L’esercizio del respiro prevede i seguenti passaggi:

  • Ritagliarti uno spazio ed un tempo solo per noi in cui poter stare tranquillo per un po’;

  • Assumere una delle posizioni del T.A e chiudere gli occhi;

  • Fare 3 respiri profondi riempiendo e svuotando completamente i polmoni;

  • Lasciar scivolare via dalla mente tutti i pensieri, preoccupazioni ed idee;

  • Ripetere mentalmente da 3 a 6 volte la formula “Io sono perfettamente calmo e disteso”;

  • Concentrarti sul proprio corpo e lasciare andare tutte le tensioni, ripetendo da 3 a 6 volte la formula “Corpo pesante”;

  • Portare l’attenzione alla mano destra e alla mano sinistra, immaginarne le arterie, le vene ed i vasi capillari che li irrorano di sangue, visualizzare la vasodilatazione e porsi in ascolto delle sensazioni che ne derivano;

  • Ripetere mentalmente “Mani calde”;

  • Portare l’attenzione ai piedi, immaginarne le arterie, le vene ed i vasi capillari che li irrorano di sangue, visualizzare la vasodilatazione e porti in ascolto delle sensazioni che ne derivano;

  • Ripetere mentalmente “Piedi caldi”;

  • Lasciare che la sensazione di calore dalle mani e dai piedi si generalizzi in tutto il corpo, esclusa la testa, come se il corpo fosse immerso in una vasca piena di acqua piacevolmente calda e profumata;

  • Ripetere mentalmente “Corpo caldo”;

  • Concentrarti adesso sul tuo battito cardiaco, immaginare il tuo cuore all’interno del petto, metterti in ascolto del battito all’interno del corpo. Percepire il battito del cuore e il suo ritmo come calmo e regolare;

  • Ripetere mentalmente “Cuore calmo e regolare”;

  • Concentrarti sul proprio respiro, percepire torace ed addome che si sollevano e si abbassano secondo il tuo ritmo respiratorio. Immaginare nel torace i polmoni come due grosse spugne che si riempiono e si svuotano di ossigeno;

  • Ripetere mentalmente “Respiro calmo e naturale”;

  • Concludere con la ripetizione della formula “Io sono perfettamente calmo e disteso”;

  • Eseguire gli esercizi della ripresa.

    Può accadere che non sia subito facile percepire il tuo respiro come calmo e naturale, ma che il fatto stesso di portare la tua attenzione al respiro determini un’alterazione del respiro stesso. Questo inconveniente, piuttosto frequente, puoi attenuarlo con l’allenamento oppure riportando l’attenzione prima di fare l’esercizio allo stato di calma (ripetendo più volte mentalmente la formula della calma “Io sono perfettamente calmo e disteso”).

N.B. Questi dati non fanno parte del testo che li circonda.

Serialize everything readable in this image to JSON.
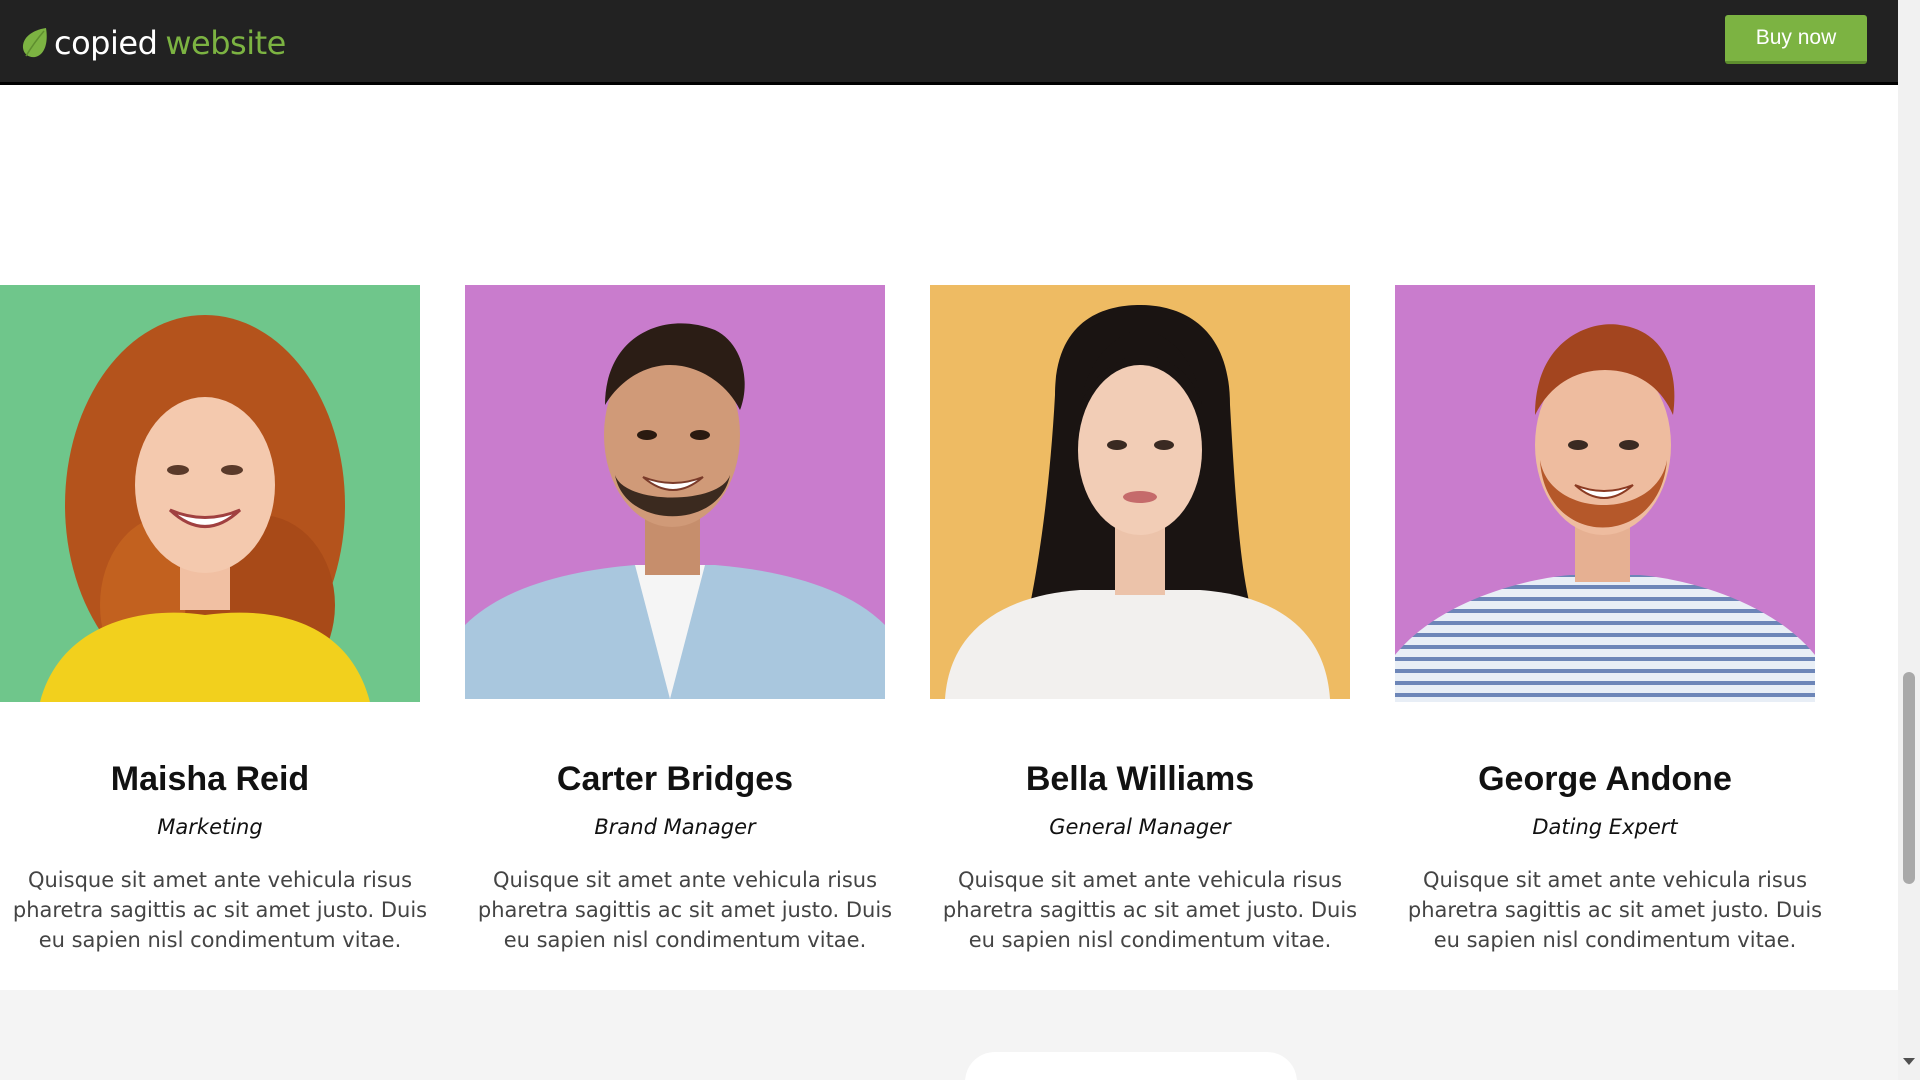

  • La stessa difficoltà può comparire quando esegui l’esercizio in poltrona, o ancora di più, nella posizione del cocchiere: la respirazione in queste posizioni può essere un po’ più difficile e talvolta anche fastidiosa. Per questa ragione è preferibile eseguire le prime volte l’esercizio del respiro nella posizione distesa supina, poichè la gabbia toracica è più libera di aprirsi. In ogni caso, comunque, l’allenamento e la pratica costanti conducono ad un superamento totale delle difficoltà.